Sylar uttered some strange words, mentioning a vendetta with Simon Cowell, and vowed to return.

"So, Peter, what would be your supposed duration until we escape or perish be?"

"I'm already dead! Dead like my girlfriend. Dead like my lock of hair lying on the ground staring at me, just like my girlfriend stared at me before she died, her body falling limp like my lock of hair falling on the floor, in the same manner my girlfriend fell on the floor."

"I must say, it is quite a revelation to discover that you had relations with a female. Though it is unfortunate about her demise. Let us hope we do not suffer the same fate."
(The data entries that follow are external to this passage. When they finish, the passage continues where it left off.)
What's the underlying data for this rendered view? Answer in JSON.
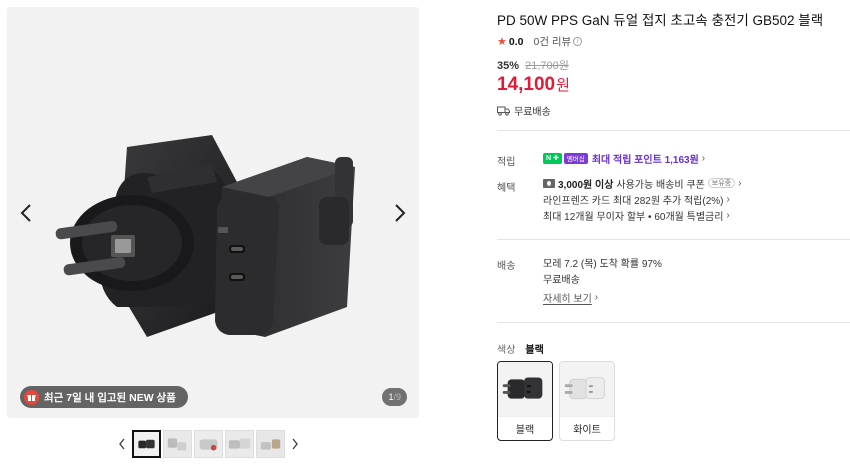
{
  "product": {
    "title": "PD 50W PPS GaN 듀얼 접지 초고속 충전기 GB502 블랙",
    "rating": "0.0",
    "review_count": "0건 리뷰",
    "review_help_icon": "i",
    "discount_pct": "35%",
    "original_price": "21,700원",
    "price": "14,100",
    "price_unit": "원",
    "shipping_badge": "무료배송"
  },
  "gallery": {
    "new_badge": "최근 7일 내 입고된 NEW 상품",
    "counter_current": "1",
    "counter_total": "/9",
    "thumbnail_count": 5
  },
  "points": {
    "label": "적립",
    "npay_badge": "N ✚",
    "membership_badge": "멤버십",
    "text": "최대 적립 포인트 1,163원"
  },
  "benefits": {
    "label": "혜택",
    "coupon_strong": "3,000원 이상",
    "coupon_text": "사용가능 배송비 쿠폰",
    "coupon_tag": "보유중",
    "card_text": "라인프렌즈 카드 최대 282원 추가 적립(2%)",
    "installment_text": "최대 12개월 무이자 할부 • 60개월 특별금리"
  },
  "delivery": {
    "label": "배송",
    "eta": "모레 7.2 (목) 도착 확률 97%",
    "fee": "무료배송",
    "more": "자세히 보기"
  },
  "color": {
    "label": "색상",
    "selected": "블랙",
    "options": [
      "블랙",
      "화이트"
    ]
  },
  "colors": {
    "price_red": "#e51937",
    "point_purple": "#6a2ed8",
    "star_red": "#f04a3a",
    "npay_green": "#03c75a"
  },
  "icons": {
    "prev": "chevron-left-icon",
    "next": "chevron-right-icon",
    "gift": "gift-icon",
    "truck": "truck-icon",
    "star": "star-icon",
    "coupon": "coupon-icon"
  }
}
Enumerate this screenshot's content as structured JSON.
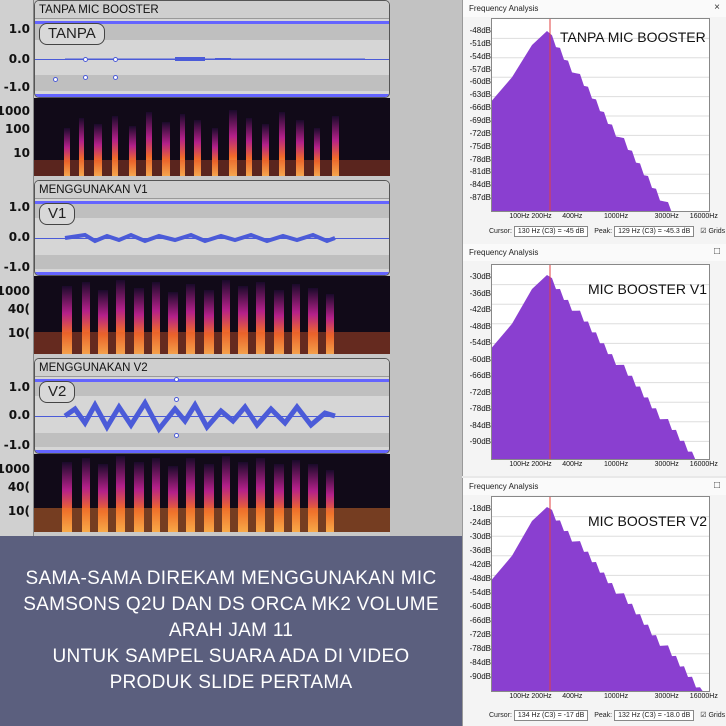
{
  "tracks": [
    {
      "title": "TANPA MIC BOOSTER",
      "label": "TANPA",
      "scale_top": "1.0",
      "scale_mid": "0.0",
      "scale_bot": "-1.0",
      "spec_ticks": [
        "1000",
        "100",
        "10"
      ]
    },
    {
      "title": "MENGGUNAKAN V1",
      "label": "V1",
      "scale_top": "1.0",
      "scale_mid": "0.0",
      "scale_bot": "-1.0",
      "spec_ticks": [
        "1000",
        "40(",
        "10("
      ]
    },
    {
      "title": "MENGGUNAKAN V2",
      "label": "V2",
      "scale_top": "1.0",
      "scale_mid": "0.0",
      "scale_bot": "-1.0",
      "spec_ticks": [
        "1000",
        "40(",
        "10("
      ]
    }
  ],
  "caption": {
    "lines": [
      "SAMA-SAMA DIREKAM MENGGUNAKAN MIC",
      "SAMSONS Q2U DAN DS ORCA MK2 VOLUME",
      "ARAH JAM 11",
      "UNTUK SAMPEL SUARA ADA DI VIDEO",
      "PRODUK SLIDE PERTAMA"
    ]
  },
  "freq_windows": [
    {
      "window_title": "Frequency Analysis",
      "close": "×",
      "plot_label": "TANPA MIC BOOSTER",
      "y_ticks": [
        "-48dB",
        "-51dB",
        "-54dB",
        "-57dB",
        "-60dB",
        "-63dB",
        "-66dB",
        "-69dB",
        "-72dB",
        "-75dB",
        "-78dB",
        "-81dB",
        "-84dB",
        "-87dB"
      ],
      "x_ticks": [
        "100Hz",
        "200Hz",
        "400Hz",
        "1000Hz",
        "3000Hz",
        "16000Hz"
      ],
      "cursor_label": "Cursor:",
      "cursor_value": "130 Hz (C3) = -45 dB",
      "peak_label": "Peak:",
      "peak_value": "129 Hz (C3) = -45.3 dB",
      "grids_label": "Grids"
    },
    {
      "window_title": "Frequency Analysis",
      "close": "□",
      "plot_label": "MIC BOOSTER V1",
      "y_ticks": [
        "-30dB",
        "-36dB",
        "-42dB",
        "-48dB",
        "-54dB",
        "-60dB",
        "-66dB",
        "-72dB",
        "-78dB",
        "-84dB",
        "-90dB"
      ],
      "x_ticks": [
        "100Hz",
        "200Hz",
        "400Hz",
        "1000Hz",
        "3000Hz",
        "16000Hz"
      ],
      "cursor_label": "",
      "cursor_value": "",
      "peak_label": "",
      "peak_value": "",
      "grids_label": ""
    },
    {
      "window_title": "Frequency Analysis",
      "close": "□",
      "plot_label": "MIC BOOSTER V2",
      "y_ticks": [
        "-18dB",
        "-24dB",
        "-30dB",
        "-36dB",
        "-42dB",
        "-48dB",
        "-54dB",
        "-60dB",
        "-66dB",
        "-72dB",
        "-78dB",
        "-84dB",
        "-90dB"
      ],
      "x_ticks": [
        "100Hz",
        "200Hz",
        "400Hz",
        "1000Hz",
        "3000Hz",
        "16000Hz"
      ],
      "cursor_label": "Cursor:",
      "cursor_value": "134 Hz (C3) = -17 dB",
      "peak_label": "Peak:",
      "peak_value": "132 Hz (C3) = -18.0 dB",
      "grids_label": "Grids"
    }
  ]
}
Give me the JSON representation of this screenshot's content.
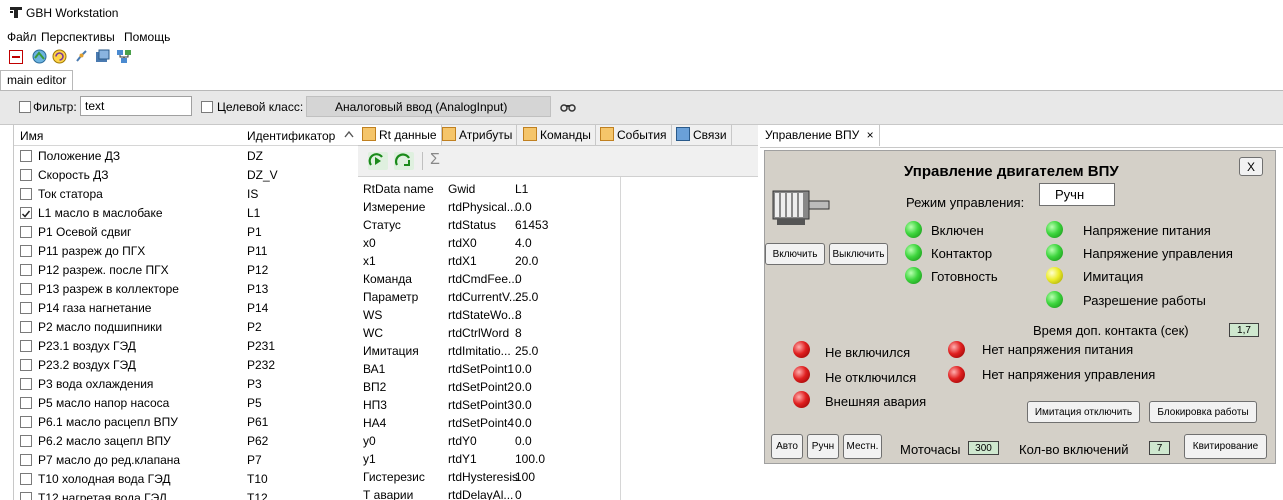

"Dude, how can you talk about hope at a time like this? We're sporked, man, sporked! This is the end. This is the end for Peter, the annoying little brother. Happy, Nathan? Yeah, I bet you're pleased. This is what you wanted! This is what everybody wanted!"

"Well, I would beg to differ. While I had no standing on whether I would desire your death, 'the end of Peter' as you put it, I do however know that this particular predicament is not what I wanted. As enjoyable as it was at first, being up here can become rather nauseating. I would dare say I may virtually be on course toward vomiting."

"Puke. The truest of God's art! Oh, how I wish I could live your life, rich with chunks of hope and life. Yet I only throw up chunks of despair and death." He then started to sob, like an apologetic offspring of a female canine.

Destiny. It certainly seems to do the oddest things. Is this my destiny? How much more time have I in this world? One could only wonder.